ApparelStats and ShoeStats examine the latest business and trade information related to U.S. consumption, production, employment, imports and retail prices.
"Four million Americans help you get dressed every day," said AAFA President and CEO Kevin M. Burke. "And increasingly complex global value chains mean that those four million Americans are working harder than ever to bring American families the clothes and shoes they want and need."
"As a result," said Burke, "apparel and footwear contributed $354 billion to the U.S. economy in 2012, a bigger contribution than new cars, fast food, or practically any other industry."
Building on the turnaround first seen in 2011, U.S. manufacturing of apparel (+8.5%) and footwear (+9.0%) continued to grow in 2012. Thanks to that growth, the import penetration, or the percentage of the U.S. market that is supplied by imports, declined slightly again in 2012 for both apparel and footwear, continuing the first-ever declines in import penetration witnessed in 2011.
"While reshoring efforts are making a measurable impact in the apparel and footwear industry, the vast majority of products are still made outside our borders," said Burke. "Trade agreements with our global partners remain a large part of the sourcing decisions made by executives every day.
“The average duty rate paid on all imports hovers at just over one percent, yet the average rate for U.S. footwear imports was still more than 10% in 2012 and more than 13% for U.S. apparel imports.
"As companies continue to diversify away from China, increased utilization of Free Trade Agreements and passage of commonsense legislation such as the Affordable Footwear Act will benefit everyone, from the four million Americans in our industry to hardworking American families who buy clothes and shoes for their children and themselves."
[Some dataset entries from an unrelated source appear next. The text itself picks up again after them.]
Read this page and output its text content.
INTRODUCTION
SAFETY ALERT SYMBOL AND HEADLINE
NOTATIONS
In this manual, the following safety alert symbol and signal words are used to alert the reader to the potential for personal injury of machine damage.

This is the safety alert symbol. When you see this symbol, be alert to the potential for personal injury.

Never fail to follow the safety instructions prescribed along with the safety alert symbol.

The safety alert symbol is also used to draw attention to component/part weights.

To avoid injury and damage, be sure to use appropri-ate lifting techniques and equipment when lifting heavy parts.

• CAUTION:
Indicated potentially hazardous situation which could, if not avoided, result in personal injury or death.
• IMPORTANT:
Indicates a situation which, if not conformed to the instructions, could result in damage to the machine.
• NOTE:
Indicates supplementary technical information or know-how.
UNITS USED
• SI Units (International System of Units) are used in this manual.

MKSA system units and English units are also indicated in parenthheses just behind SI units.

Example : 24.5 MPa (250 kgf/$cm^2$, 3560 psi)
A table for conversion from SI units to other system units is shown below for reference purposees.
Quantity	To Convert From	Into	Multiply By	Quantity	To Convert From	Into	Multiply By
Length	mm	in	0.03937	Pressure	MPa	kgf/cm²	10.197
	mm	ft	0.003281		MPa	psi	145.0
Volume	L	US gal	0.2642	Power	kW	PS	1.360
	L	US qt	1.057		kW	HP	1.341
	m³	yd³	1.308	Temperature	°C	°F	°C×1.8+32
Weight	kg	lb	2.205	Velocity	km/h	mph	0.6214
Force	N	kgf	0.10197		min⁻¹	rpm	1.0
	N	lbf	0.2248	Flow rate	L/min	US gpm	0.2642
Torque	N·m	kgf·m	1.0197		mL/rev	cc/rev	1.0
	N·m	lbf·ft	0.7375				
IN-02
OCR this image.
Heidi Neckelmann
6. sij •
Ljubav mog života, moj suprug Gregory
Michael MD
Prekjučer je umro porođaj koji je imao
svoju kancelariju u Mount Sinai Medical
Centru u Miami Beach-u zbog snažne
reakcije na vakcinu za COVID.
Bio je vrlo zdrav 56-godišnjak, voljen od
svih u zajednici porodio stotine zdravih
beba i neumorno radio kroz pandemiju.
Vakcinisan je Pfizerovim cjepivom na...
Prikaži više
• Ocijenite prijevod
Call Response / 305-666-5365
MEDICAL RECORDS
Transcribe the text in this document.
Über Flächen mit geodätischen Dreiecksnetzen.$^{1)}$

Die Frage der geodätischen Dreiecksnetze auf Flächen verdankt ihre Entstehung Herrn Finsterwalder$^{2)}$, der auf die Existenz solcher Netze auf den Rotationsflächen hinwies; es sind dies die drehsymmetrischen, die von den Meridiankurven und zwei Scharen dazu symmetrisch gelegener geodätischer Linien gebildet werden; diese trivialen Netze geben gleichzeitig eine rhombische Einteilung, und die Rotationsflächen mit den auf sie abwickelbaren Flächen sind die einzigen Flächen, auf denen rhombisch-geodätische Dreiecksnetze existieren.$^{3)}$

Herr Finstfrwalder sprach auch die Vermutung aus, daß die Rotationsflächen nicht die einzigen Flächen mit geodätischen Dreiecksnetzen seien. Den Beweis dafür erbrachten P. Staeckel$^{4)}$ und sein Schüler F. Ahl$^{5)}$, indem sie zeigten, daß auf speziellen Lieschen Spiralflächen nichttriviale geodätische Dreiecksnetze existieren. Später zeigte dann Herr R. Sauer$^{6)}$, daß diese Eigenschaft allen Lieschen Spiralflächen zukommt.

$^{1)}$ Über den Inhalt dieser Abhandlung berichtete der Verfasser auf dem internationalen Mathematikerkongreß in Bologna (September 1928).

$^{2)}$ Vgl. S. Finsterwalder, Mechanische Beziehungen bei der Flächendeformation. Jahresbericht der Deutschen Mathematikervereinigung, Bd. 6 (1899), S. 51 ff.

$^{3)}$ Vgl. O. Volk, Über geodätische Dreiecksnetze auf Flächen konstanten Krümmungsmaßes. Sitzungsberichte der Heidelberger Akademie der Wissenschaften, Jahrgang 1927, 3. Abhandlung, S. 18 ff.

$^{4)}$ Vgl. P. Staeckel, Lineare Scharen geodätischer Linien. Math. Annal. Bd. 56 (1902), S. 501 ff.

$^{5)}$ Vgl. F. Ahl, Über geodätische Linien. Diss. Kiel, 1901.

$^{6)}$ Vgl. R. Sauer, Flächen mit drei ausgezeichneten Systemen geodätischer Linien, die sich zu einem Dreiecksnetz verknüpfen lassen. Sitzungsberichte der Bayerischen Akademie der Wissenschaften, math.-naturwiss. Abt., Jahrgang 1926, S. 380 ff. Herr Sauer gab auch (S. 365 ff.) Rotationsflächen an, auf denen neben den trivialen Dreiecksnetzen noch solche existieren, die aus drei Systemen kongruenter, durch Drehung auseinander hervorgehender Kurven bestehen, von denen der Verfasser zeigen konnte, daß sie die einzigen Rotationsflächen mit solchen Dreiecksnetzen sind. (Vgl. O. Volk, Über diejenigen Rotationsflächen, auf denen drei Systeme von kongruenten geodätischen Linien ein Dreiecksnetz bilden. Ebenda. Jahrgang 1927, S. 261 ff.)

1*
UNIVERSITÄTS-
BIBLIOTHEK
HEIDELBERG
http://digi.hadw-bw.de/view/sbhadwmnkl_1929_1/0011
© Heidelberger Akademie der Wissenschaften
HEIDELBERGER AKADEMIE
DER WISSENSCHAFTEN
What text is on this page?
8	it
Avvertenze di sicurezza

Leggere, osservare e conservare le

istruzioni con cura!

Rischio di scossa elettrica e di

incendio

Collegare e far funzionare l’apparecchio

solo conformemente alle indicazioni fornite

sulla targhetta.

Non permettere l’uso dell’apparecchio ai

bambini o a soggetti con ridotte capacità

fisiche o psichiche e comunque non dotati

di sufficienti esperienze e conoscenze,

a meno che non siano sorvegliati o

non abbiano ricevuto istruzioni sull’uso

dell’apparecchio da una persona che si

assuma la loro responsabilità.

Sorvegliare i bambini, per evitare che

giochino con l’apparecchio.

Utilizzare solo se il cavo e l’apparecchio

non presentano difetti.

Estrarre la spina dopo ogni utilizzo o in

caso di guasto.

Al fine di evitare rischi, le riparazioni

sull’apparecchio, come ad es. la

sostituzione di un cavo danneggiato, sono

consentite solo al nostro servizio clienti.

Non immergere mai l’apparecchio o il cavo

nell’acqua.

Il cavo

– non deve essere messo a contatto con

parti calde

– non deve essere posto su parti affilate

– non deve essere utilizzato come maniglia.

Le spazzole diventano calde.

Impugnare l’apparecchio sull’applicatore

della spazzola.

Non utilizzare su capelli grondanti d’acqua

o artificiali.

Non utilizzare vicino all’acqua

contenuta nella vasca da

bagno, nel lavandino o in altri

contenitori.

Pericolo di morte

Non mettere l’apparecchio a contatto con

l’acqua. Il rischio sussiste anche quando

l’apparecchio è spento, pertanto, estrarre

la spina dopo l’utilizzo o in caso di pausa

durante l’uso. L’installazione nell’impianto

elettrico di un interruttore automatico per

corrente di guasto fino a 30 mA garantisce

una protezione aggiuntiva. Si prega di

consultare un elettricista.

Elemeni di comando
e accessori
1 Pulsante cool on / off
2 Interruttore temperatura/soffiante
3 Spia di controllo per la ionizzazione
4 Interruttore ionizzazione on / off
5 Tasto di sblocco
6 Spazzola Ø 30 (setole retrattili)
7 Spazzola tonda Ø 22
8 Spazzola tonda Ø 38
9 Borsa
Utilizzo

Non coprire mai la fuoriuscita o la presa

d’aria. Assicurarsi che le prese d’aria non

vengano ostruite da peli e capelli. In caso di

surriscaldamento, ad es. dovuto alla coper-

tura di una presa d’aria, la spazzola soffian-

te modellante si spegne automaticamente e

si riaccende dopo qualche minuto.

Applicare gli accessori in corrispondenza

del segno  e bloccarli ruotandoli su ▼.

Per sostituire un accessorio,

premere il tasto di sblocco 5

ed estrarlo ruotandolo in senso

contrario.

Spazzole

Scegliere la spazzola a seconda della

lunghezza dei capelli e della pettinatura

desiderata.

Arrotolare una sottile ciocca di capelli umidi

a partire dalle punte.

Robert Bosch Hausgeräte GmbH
Key facts from ApparelStats 2013:
While U.S. apparel consumption by volume declined slightly in 2012, the value of that consumption (measured by Personal Consumption Expenditures) grew by 4.8 percent to $282.2 billion at retail.
This continued growth reflects both the increase in retail prices driven by higher supply chain costs, including increases in materials, labor, and transportation, as well as consumers returning to purchases of apparel at higher price-points coming out of the recession.
97.5 percent of apparel sold in the United States is made internationally. Thanks to a continued growth in U.S. apparel manufacturing, that was a 0.2 percent decline from 2011.
China remains the # 1 global market for U.S. cotton exports, the #2 global market for U.S. yarn exports and the #3 global market for U.S. fabric exports.
Overall U.S. apparel employment grew for a third straight year, by 0.8 percent in 2012, to a total of 2.91 million American workers, yet remains below pre-recession levels.
On average, every American, including every man, woman, and child in the United States, spent $898 to purchase 62 garments in 2012.